Scott presented America as a country at a “crossroads” in a launch video published Monday, with the Biden administration at the wheel, potentially racing into uncertainty and strife, while he and Republicans provide stability.
Every Republican member of South Carolina’s congressional delegation, with the exception of U.S. Rep. Tom Rice, has endorsed him in the video. The 7th District congressman, who is facing a crowded contest after voting to impeach Trump after the Jan. 6 insurgency, told The Associated Press that he was not requested to appear in the ad but supports Scott’s reelection.
The video also features praise from former Trump administration officials, including Haley, former Vice President Mike Pence, and former Secretary of State Mike Pompeo, who may be part of a GOP presidential field with Scott.

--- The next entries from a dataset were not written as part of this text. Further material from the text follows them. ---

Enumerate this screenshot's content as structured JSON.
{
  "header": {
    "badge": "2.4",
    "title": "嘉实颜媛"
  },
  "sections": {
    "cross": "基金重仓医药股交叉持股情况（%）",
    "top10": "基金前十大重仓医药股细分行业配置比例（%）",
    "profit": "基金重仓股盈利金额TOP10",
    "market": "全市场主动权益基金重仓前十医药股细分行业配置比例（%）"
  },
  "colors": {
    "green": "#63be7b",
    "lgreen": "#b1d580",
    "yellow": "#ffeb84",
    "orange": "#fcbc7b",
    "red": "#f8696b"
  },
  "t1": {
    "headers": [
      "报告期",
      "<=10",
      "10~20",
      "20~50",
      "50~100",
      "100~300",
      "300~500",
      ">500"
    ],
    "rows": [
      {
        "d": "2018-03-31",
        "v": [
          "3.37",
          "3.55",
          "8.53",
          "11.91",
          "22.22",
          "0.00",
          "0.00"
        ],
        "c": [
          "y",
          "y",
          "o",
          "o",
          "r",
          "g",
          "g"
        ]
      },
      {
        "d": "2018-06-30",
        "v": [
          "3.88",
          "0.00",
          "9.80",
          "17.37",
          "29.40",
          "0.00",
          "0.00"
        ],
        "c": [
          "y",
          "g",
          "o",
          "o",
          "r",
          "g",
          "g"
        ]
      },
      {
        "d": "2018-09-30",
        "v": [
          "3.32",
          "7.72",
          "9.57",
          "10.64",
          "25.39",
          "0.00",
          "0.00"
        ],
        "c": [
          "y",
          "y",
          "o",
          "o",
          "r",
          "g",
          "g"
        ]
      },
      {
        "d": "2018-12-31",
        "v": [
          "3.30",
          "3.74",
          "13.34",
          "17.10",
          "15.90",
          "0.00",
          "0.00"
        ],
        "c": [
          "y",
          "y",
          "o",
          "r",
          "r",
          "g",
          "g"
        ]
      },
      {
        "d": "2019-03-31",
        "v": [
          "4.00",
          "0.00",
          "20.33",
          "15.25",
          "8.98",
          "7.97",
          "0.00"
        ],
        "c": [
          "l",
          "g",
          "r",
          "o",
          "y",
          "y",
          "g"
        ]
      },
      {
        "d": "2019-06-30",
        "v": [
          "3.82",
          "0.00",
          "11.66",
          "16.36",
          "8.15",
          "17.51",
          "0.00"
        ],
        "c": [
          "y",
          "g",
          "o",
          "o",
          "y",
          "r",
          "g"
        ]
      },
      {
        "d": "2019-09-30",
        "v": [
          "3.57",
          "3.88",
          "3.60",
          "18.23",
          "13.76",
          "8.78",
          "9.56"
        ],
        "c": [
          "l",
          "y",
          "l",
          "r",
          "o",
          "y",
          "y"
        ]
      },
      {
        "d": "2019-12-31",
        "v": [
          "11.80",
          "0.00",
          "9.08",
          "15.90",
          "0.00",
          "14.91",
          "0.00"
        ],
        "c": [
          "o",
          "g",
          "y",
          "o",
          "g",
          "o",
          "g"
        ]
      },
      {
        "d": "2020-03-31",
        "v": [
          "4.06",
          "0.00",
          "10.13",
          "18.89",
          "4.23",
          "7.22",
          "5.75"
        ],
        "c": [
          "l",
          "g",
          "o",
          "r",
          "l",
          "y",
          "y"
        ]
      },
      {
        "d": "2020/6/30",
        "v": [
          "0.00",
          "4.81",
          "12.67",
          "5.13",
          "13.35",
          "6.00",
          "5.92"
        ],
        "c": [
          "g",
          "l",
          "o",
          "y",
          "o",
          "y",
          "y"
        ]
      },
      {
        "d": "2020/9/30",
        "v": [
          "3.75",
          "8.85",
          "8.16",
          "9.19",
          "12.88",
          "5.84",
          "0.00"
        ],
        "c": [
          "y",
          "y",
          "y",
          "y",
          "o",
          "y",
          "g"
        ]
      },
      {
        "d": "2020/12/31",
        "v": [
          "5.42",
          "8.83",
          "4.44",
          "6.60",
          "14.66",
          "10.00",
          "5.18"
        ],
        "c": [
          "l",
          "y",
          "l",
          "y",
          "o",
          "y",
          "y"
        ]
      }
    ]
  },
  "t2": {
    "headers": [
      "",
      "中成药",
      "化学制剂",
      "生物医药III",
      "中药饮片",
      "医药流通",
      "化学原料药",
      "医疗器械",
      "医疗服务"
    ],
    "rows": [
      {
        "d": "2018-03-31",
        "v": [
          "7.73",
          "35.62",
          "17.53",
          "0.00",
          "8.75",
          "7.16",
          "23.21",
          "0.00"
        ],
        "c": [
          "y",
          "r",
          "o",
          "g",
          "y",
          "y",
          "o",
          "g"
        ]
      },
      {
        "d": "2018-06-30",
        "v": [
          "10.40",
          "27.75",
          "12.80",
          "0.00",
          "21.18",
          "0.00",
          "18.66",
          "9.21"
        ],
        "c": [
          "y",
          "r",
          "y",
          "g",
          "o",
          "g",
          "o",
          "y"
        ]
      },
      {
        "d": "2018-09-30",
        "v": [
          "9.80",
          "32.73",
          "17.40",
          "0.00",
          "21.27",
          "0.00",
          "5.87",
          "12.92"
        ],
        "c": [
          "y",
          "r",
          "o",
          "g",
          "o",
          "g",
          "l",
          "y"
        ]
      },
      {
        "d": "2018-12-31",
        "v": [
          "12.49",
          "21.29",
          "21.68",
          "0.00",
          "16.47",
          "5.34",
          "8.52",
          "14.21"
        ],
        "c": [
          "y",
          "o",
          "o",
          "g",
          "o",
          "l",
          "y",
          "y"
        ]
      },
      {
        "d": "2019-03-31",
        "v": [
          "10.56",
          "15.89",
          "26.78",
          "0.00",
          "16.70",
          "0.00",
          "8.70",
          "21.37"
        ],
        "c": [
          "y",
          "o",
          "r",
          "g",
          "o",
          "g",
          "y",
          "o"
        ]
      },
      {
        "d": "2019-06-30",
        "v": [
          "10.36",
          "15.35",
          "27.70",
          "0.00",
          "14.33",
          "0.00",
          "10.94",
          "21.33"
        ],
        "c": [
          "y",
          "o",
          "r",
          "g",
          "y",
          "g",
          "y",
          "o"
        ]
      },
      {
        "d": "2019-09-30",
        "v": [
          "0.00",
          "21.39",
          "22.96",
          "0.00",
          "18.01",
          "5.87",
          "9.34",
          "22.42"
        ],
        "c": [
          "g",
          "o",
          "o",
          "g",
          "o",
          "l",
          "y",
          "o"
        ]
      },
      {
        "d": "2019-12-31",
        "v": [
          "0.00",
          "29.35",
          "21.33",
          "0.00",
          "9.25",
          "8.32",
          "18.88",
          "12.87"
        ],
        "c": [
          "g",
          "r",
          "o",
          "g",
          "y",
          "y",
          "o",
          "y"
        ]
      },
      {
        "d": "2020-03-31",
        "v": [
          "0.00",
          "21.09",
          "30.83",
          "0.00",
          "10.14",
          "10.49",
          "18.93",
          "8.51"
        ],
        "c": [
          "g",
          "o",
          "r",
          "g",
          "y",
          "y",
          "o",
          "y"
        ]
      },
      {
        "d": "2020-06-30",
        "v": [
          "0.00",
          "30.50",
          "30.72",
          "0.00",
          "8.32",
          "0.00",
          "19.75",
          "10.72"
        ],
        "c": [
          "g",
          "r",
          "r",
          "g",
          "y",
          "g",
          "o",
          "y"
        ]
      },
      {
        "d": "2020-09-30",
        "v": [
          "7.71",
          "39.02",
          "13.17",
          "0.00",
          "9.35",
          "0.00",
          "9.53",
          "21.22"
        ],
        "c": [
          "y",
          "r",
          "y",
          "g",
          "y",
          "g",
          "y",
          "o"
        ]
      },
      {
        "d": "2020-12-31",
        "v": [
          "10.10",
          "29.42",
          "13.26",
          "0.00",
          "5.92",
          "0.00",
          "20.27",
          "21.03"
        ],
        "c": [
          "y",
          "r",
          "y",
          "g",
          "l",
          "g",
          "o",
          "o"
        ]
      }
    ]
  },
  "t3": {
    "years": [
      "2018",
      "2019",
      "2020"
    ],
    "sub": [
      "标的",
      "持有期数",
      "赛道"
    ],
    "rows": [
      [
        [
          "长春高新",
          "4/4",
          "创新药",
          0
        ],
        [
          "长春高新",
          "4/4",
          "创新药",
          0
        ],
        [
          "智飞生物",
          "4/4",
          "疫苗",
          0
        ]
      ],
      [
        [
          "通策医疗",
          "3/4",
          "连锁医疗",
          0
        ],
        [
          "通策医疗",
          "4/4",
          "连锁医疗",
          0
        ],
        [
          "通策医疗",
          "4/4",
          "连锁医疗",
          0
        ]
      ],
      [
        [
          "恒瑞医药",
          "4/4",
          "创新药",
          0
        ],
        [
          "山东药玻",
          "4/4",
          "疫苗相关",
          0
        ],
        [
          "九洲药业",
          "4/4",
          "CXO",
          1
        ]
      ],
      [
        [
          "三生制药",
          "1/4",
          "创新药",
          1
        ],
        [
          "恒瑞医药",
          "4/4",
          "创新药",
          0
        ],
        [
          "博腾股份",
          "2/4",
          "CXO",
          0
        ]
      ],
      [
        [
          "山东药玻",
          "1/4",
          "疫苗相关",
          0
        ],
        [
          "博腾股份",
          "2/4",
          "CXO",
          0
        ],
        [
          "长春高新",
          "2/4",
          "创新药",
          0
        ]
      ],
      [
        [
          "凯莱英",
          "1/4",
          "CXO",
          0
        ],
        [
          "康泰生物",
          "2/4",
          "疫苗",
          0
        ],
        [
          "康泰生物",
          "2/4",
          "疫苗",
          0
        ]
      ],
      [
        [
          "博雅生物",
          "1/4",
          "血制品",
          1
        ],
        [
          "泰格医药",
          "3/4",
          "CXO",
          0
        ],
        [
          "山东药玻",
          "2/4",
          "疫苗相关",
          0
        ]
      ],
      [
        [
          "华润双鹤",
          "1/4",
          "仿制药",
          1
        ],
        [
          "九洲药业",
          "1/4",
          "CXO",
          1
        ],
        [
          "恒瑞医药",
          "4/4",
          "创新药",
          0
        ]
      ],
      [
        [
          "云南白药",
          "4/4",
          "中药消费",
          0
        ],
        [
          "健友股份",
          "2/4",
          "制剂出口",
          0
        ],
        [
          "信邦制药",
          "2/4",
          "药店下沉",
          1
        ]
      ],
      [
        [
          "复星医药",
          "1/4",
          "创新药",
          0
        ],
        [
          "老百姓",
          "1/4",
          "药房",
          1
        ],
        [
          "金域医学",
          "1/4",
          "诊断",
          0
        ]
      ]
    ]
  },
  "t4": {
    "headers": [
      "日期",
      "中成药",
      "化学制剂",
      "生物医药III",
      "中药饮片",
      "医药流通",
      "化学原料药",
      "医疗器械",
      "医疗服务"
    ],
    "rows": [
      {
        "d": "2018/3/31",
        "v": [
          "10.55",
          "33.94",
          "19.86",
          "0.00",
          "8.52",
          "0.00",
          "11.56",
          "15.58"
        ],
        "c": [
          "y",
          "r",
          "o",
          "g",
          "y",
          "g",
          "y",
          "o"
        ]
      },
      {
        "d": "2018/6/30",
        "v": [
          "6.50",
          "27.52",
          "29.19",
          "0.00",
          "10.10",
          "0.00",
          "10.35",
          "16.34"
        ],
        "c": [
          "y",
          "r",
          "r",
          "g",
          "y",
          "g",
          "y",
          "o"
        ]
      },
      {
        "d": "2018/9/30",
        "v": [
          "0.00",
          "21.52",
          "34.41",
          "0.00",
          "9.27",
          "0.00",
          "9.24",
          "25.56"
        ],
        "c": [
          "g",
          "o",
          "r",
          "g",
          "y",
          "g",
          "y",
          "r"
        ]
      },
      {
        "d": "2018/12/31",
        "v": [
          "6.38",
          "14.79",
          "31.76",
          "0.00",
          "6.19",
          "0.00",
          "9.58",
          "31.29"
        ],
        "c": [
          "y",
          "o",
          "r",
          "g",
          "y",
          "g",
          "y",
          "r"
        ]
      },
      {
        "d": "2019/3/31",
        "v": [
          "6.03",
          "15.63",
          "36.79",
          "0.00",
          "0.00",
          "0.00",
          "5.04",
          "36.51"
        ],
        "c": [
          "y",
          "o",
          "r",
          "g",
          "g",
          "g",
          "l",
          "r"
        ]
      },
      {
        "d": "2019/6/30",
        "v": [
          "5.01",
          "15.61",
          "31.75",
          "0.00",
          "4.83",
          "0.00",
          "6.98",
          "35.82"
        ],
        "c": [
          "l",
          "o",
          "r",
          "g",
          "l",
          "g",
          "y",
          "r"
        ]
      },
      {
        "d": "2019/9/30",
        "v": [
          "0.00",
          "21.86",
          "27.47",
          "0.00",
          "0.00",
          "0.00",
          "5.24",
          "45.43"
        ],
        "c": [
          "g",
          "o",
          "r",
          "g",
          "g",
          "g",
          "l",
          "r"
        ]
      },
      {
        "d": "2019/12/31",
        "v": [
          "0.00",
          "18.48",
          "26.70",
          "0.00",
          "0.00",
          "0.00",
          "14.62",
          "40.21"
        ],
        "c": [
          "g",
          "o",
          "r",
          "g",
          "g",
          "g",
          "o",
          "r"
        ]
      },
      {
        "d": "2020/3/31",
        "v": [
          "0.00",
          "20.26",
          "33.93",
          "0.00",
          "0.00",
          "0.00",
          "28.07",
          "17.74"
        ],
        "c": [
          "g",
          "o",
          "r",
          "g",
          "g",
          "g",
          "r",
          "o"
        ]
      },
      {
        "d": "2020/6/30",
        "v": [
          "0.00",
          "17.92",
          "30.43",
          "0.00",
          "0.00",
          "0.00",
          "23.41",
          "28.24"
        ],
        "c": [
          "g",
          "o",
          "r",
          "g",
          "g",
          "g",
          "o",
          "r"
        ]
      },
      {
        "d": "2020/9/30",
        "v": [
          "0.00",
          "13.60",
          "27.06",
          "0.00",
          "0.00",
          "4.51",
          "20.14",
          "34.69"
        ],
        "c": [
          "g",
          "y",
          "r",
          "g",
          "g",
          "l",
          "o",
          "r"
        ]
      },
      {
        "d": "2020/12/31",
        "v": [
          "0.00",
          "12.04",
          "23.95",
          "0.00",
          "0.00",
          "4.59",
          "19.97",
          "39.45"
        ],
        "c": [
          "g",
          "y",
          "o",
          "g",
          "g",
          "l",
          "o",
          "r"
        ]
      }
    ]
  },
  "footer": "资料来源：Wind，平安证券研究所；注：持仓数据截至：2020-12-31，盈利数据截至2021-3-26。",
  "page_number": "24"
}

Scott remains popular in South Carolina, according to Drew McKissick, chairman of the Republican Party of South Carolina.
In an AP statement, McKissick said, “He’s devoted to our conservative beliefs and conveys them in a real, personal way that few others can.” “We are fortunate to have him as our junior senator, and we anticipate defeating Democrats in 2022.”
Several Democrats, including Spartanburg County Democratic Party Chairwoman Angela Geter and state Sen. Krystle Matthews, have announced their candidacies to run against Scott. Since 2006, no Democrat has won a statewide election in South Carolina.